Britbongs explain this!

Howcome the Irish and Brits insult each other to the core,but when a foreigner comes in and insults one of them you have the Irish defending the Brits and the Brits defending the Irish?

>It's another 'JF encounters banter and is confused' episode.

Britain and Ireland are tsundere with each other

..b-baka padraig

Because we are all tsundere for eachother.... baka

We love our familiar foes more than those who have only recently started stiring up shit

Because you re both the fucking same,you re just in denial about it

I'm not Irish am Portuguese but live in Ireland, I do not understand the banter.

Niggers do the EXACT Same thing.

Coincidence?

The Northern Ireland borders upset my autism.

Please annex.

Because we are a family, that's how it goes.

They're like siblings

We are islands next to each other, with a long history of cooperation and hatred. We call each other worse than shit, pikeys, tatty boglins...but they are OUR buds. Any of you other niggers fuck with our pikeys and we'll stab you in the face.

Same as Wales and Scotland. We give each other shit, but i'd take a Pikey, Welsh Sheep Shagger or Drunken Jock over some cunty Frenchman or Spaniard any day of the week.

Well idk then, maybe think of the relationship between Spain and Portugal.

The Irish may be drunk retards but they're OUR drunk retards

Same reason I defend the French, they're our enemies and insulting them should be left to us.
It's definatly not because I like you guys or anything.
Not at all.

Bullshit. I banter the Irish often and British bros on Sup Forums have my back.

/thread

You can fight with your brothers and sisters but if anybody else picks on them . . .. . you stand together.

>Sup Forums
It's a banter board mate.

Deep down we love you too crumpet nigger.

I think that's what it's like for all nations in the commonwealth. I'd rather a kiwi, a pom, and a leaf over a fucking frog.

I hate them, but there are many I hate more.

The English don't really insult the Irish that much. They don't really register very much on our radar and since everyone is scared of having their house petrol bombed we leave them alone.

Like all the other irrelevant parts of the UK or the British Isles they have a false sense of their own significance. Just as a comparison, lots of English people will never have been to Ireland, Wales or Scotland. The same isn't usually true the other way around.

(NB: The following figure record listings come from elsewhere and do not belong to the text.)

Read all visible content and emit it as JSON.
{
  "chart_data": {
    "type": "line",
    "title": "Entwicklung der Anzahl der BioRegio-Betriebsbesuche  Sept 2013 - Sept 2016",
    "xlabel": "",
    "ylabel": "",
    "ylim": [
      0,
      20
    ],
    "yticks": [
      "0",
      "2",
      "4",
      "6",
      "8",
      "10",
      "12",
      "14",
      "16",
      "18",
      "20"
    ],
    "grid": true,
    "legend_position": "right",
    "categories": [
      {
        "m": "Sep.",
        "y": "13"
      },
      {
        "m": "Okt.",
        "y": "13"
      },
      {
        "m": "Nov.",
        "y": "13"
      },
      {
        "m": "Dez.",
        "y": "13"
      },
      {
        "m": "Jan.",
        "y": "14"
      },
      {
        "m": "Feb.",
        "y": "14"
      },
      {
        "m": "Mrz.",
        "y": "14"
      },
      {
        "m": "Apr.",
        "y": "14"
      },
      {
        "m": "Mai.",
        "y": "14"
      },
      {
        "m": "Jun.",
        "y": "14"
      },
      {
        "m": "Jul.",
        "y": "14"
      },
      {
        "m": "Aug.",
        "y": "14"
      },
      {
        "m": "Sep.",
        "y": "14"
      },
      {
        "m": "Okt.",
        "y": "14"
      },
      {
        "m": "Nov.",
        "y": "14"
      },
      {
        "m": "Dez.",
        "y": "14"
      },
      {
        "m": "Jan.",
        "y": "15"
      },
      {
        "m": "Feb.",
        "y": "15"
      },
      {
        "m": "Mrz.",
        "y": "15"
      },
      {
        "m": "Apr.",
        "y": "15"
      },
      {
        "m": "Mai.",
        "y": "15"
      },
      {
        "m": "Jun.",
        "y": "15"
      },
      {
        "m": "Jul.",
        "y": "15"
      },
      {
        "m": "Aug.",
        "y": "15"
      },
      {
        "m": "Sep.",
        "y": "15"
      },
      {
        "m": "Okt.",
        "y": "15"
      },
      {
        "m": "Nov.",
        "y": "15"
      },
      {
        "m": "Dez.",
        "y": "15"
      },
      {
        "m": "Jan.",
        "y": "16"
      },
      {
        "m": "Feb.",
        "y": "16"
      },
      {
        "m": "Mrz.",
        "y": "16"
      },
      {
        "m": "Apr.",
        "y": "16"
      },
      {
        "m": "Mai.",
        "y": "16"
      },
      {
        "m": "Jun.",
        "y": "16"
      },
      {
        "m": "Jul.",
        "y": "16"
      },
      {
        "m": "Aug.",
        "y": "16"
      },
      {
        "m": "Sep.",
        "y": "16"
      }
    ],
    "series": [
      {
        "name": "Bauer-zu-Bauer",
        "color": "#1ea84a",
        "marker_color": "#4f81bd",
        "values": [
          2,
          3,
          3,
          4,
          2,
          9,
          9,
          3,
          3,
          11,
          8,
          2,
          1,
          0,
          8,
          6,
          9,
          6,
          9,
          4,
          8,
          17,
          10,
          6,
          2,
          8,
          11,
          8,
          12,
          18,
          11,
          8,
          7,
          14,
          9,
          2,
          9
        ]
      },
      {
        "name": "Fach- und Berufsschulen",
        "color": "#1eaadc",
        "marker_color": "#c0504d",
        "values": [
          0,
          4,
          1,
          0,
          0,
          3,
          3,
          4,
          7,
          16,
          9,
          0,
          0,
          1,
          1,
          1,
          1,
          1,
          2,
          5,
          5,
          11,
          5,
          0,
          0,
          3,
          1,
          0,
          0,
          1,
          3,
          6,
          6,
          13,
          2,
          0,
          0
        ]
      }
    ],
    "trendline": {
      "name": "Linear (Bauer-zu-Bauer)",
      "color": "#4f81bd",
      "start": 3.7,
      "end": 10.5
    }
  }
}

They're basically siblings.

holy shit lurk more

this isn't idiomatic non-native speak, he's not quoting Finnegan's Wake.

I guess its like competing siblings, you fight and argue but when someone from outside the family fucks with one of your siblings you band to together and fuck that person up.

>we

yeah no Devaughn.

You get my point

We as in any two or more groups

>bantz between colonies and England is always good natured fun
>bantz between foreigners are taken seriously
It's like calling your brother a faggot for doing something dumb even though you still love him all the same

Because - despite the tragedy of 1916-1922 and angry delusions of Nats - we're the same people.

I dunno I think most English have been to Wales or Scotland at least once. Its much cheaper for holidays and sometimes friendlier too. There's no one I know who hasn't been to Wales in the midlands.

Partially true. As another user said, we have a long history of both cooperation and violence. We speak the same language and have a few cultural similarities so we get along ok.

We just want to annex them so bad

It's like the rapist's excuse, "she was asking for it"

Ireland is fucking gagging for it

Well obviously lots of people have been to those places. Especially if you live close enough to make a day trip. The point is that it would be considered quite strange to have never been to London, but for many English people never having been to Wales is no weirder then never having been to Cornwall or Yorkshire.

Very true, Ausfags, Kiwis, Canadians, even Yanks. I'd give them shit, but in a bind i'd rather they be at our side than a slimy Italian or Turk.

Commonwealth for life yo. Might even let India join, as long as they start pooing in loo.

I dislike my brother, but he's still my brother.